Lo stesso potrebbe essere detto su Caravaggio che, secondo il mio parere, influenzò ancor maggiormente la pittura tra il XVI e il XVII secolo, con la sua personalità turbolenta e il suo stile, probabilmente uno dei più riconoscibili quando si parla di pittura. I Cavaraggeschi si ispirarono al Merisi soprattutto nello speciale uso dell'illuminazione, tratto peculiare dello stile di Caravaggio: immagini di forte realismo, sfondi scuri squarciati da un lampo di luce che aumenta la drammaticità della scena rappresentata. Sarebbe troppo provare ad elencare tutti gli artisti che si ispirarono allo stile di Caravaggio (considerando che influenzò l'arte per moltissimo tempo, arrivando addirittura ad influenzare la fotografia) ma mi piacerebbe prendere in considerazione un suo quadro in particolare, Giuditta e Oloferne, e la versione che realizzò Artemisia Gentileschi: ovviamente, i due quadri sono molto simili, non solo per il soggetto rappresentato, ma anche per la tecnica, visto che Artemisia lavorava nella bottega d'arte di suo padre Orazio Gentileschi, anch'egli fedele allo stile di Caravaggio. È commovente vedere come la mano di Caravaggio aveva dipinto Giuditta come una fanciulla delicata che sembrava provare repulsione per il sangue di Oloferne mentre lo mantiene per i capelli e cala la lama sul suo collo. Artemisia, invece, rappresenta Giuditta con una crudezza e una violenza da farla sembrare una novella leonessa bipede (come Eschilo descrisse Clitennestra nell'Orestea) mentre con tutto il peso del suo corpo schiaccia Oloferne sul letto e gli taglia la testa, aiutata dall'altra donna. La maggiore violenza nel quadro è spiegabile conoscendo la storia della vita della Gentileschi: violentata da un altro pittore alla bottega del padre, ricevette giustizia non dalla legge ma attraverso questo quadro, che le permise di vendicarsi del suo aggressore, in una furia di sangue, di ombre e luci.

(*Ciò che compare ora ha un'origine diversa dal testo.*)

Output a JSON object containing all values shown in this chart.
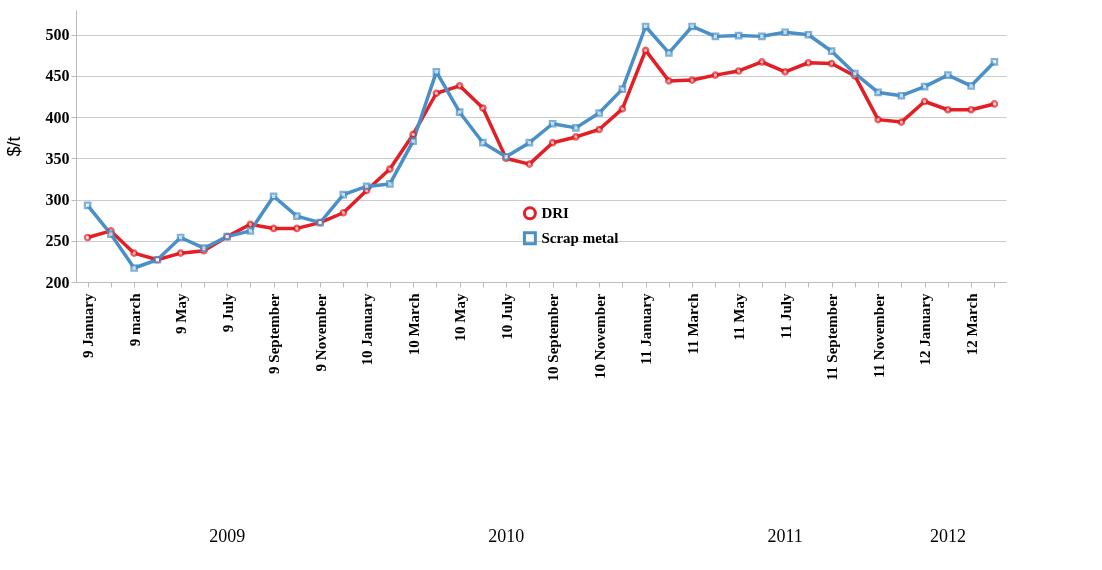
{
  "chart_data": {
    "type": "line",
    "ylabel": "$/t",
    "categories": [
      "9 January",
      null,
      "9 march",
      null,
      "9 May",
      null,
      "9 July",
      null,
      "9 September",
      null,
      "9 November",
      null,
      "10 January",
      null,
      "10 March",
      null,
      "10 May",
      null,
      "10 July",
      null,
      "10 September",
      null,
      "10 November",
      null,
      "11 January",
      null,
      "11 March",
      null,
      "11 May",
      null,
      "11 July",
      null,
      "11 September",
      null,
      "11 November",
      null,
      "12 January",
      null,
      "12 March",
      null
    ],
    "series": [
      {
        "name": "DRI",
        "color": "#e31e24",
        "marker": "circle",
        "values": [
          254,
          262,
          235,
          227,
          235,
          238,
          255,
          270,
          265,
          265,
          272,
          284,
          311,
          337,
          379,
          429,
          438,
          411,
          350,
          343,
          369,
          376,
          385,
          410,
          481,
          444,
          445,
          451,
          456,
          467,
          455,
          466,
          465,
          450,
          397,
          394,
          419,
          409,
          409,
          416
        ]
      },
      {
        "name": "Scrap metal",
        "color": "#4a90c8",
        "marker": "square",
        "values": [
          293,
          258,
          217,
          227,
          254,
          241,
          255,
          262,
          304,
          280,
          272,
          306,
          316,
          319,
          371,
          455,
          406,
          369,
          352,
          369,
          392,
          387,
          405,
          434,
          510,
          478,
          510,
          498,
          499,
          498,
          503,
          500,
          480,
          453,
          430,
          426,
          437,
          451,
          438,
          467
        ]
      }
    ],
    "ylim": [
      200,
      530
    ],
    "yticks": [
      200,
      250,
      300,
      350,
      400,
      450,
      500
    ],
    "grid": "y",
    "legend": "bottom",
    "line_style": "solid",
    "annotations": [
      "2009",
      "2010",
      "2011",
      "2012"
    ]
  }
}
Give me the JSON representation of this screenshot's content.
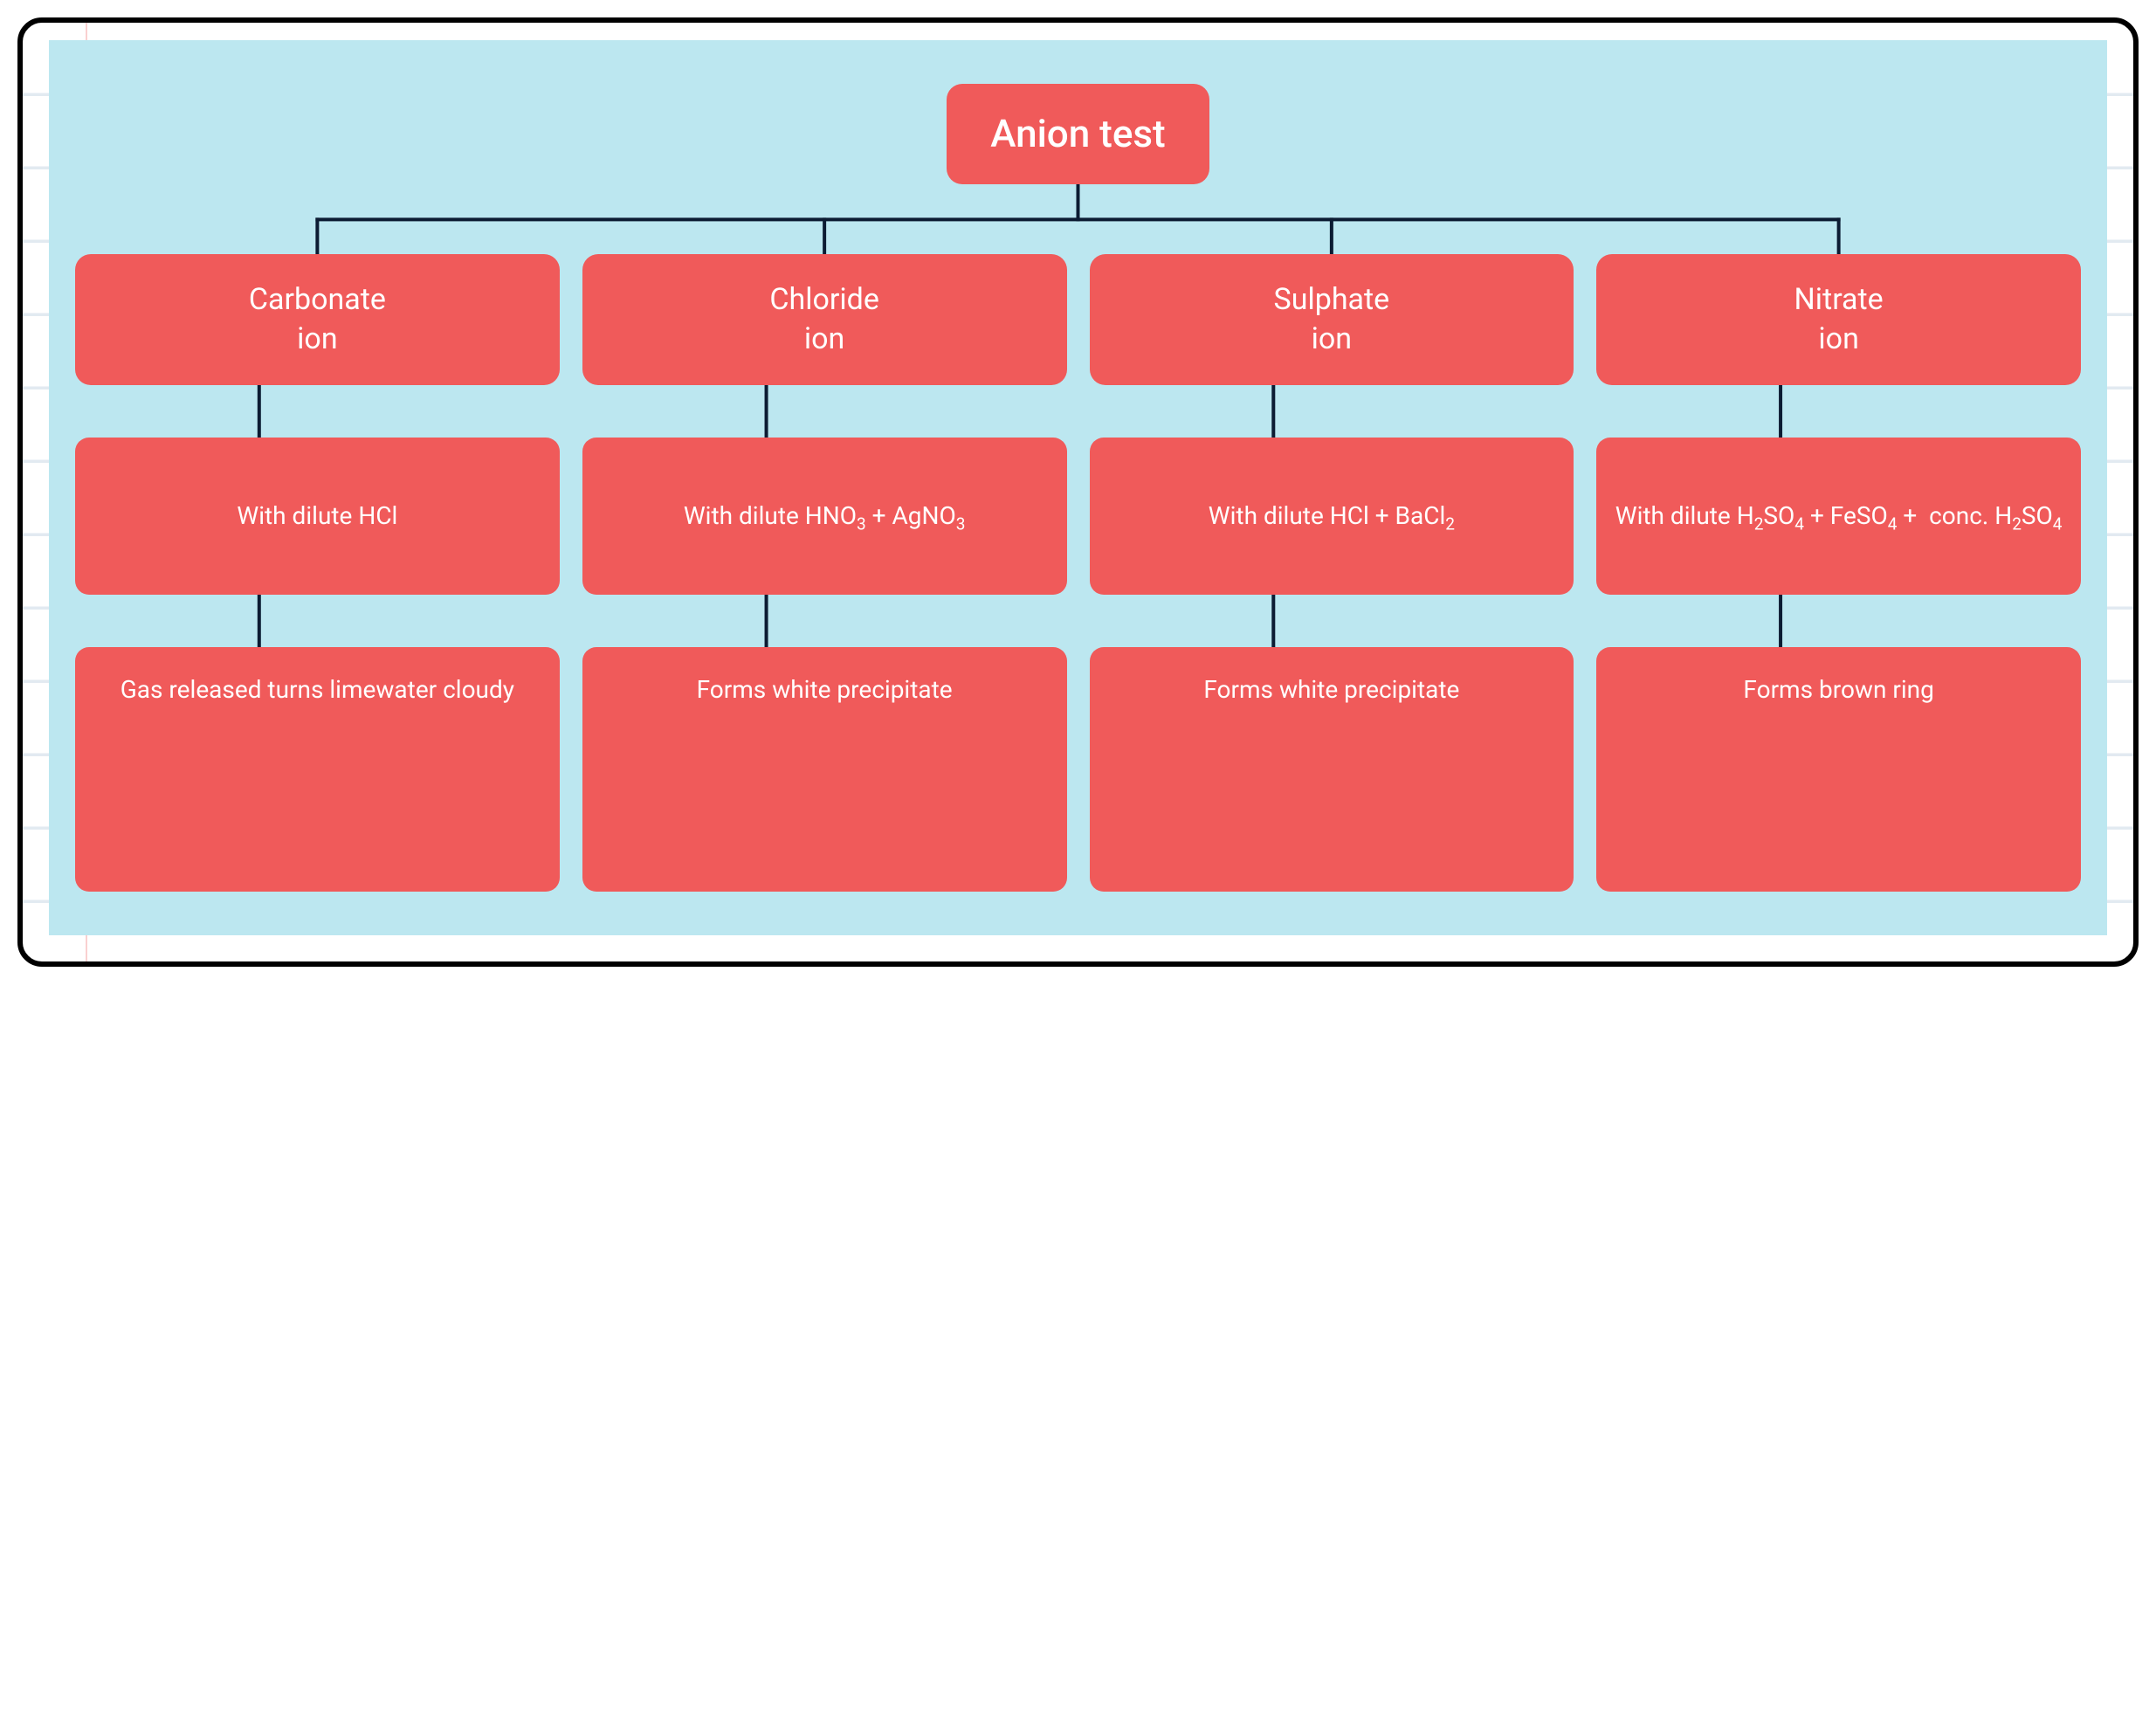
{
  "type": "tree",
  "background_color": "#bce7f0",
  "node_color": "#f05a5a",
  "node_text_color": "#ffffff",
  "connector_color": "#0c1c33",
  "connector_width": 4,
  "node_border_radius": 16,
  "page_border_color": "#000000",
  "page_border_radius": 28,
  "root": {
    "label": "Anion test",
    "fontsize": 44
  },
  "columns": [
    {
      "ion": "Carbonate ion",
      "reagent_html": "With dilute HCl",
      "result": "Gas released turns limewater cloudy",
      "result_tall": true
    },
    {
      "ion": "Chloride ion",
      "reagent_html": "With dilute HNO<sub>3</sub> + AgNO<sub>3</sub>",
      "result": "Forms white precipitate",
      "result_tall": false
    },
    {
      "ion": "Sulphate ion",
      "reagent_html": "With dilute HCl + BaCl<sub>2</sub>",
      "result": "Forms white precipitate",
      "result_tall": false
    },
    {
      "ion": "Nitrate ion",
      "reagent_html": "With dilute H<sub>2</sub>SO<sub>4</sub> + FeSO<sub>4</sub> +&nbsp; conc. H<sub>2</sub>SO<sub>4</sub>",
      "result": "Forms brown ring",
      "result_tall": false
    }
  ],
  "fontsizes": {
    "root": 44,
    "ion": 34,
    "reagent": 28,
    "result": 28
  }
}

In questo caso la bottega è stato teatro di orrore, oltre che di arte, genialità e duro lavoro. Perché le botteghe d'arte pittorica non sono che microcosmi popolati da grandi artisti, giovani pittori sfruttati dal proprio maestro, da maestri capaci e altri meno capaci, di apprendisti che facevano a gara tra loro, di persone buone e di altre orribili.
Come i quadri che venivano prodotti in questi luoghi, le botteghe non sono altro che una vivida rappresentazione della realtà cittadina e di un modo di vivere l'arte molto profondo, popolata dai suoi angeli buoni ma anche dai uomini di malaffare.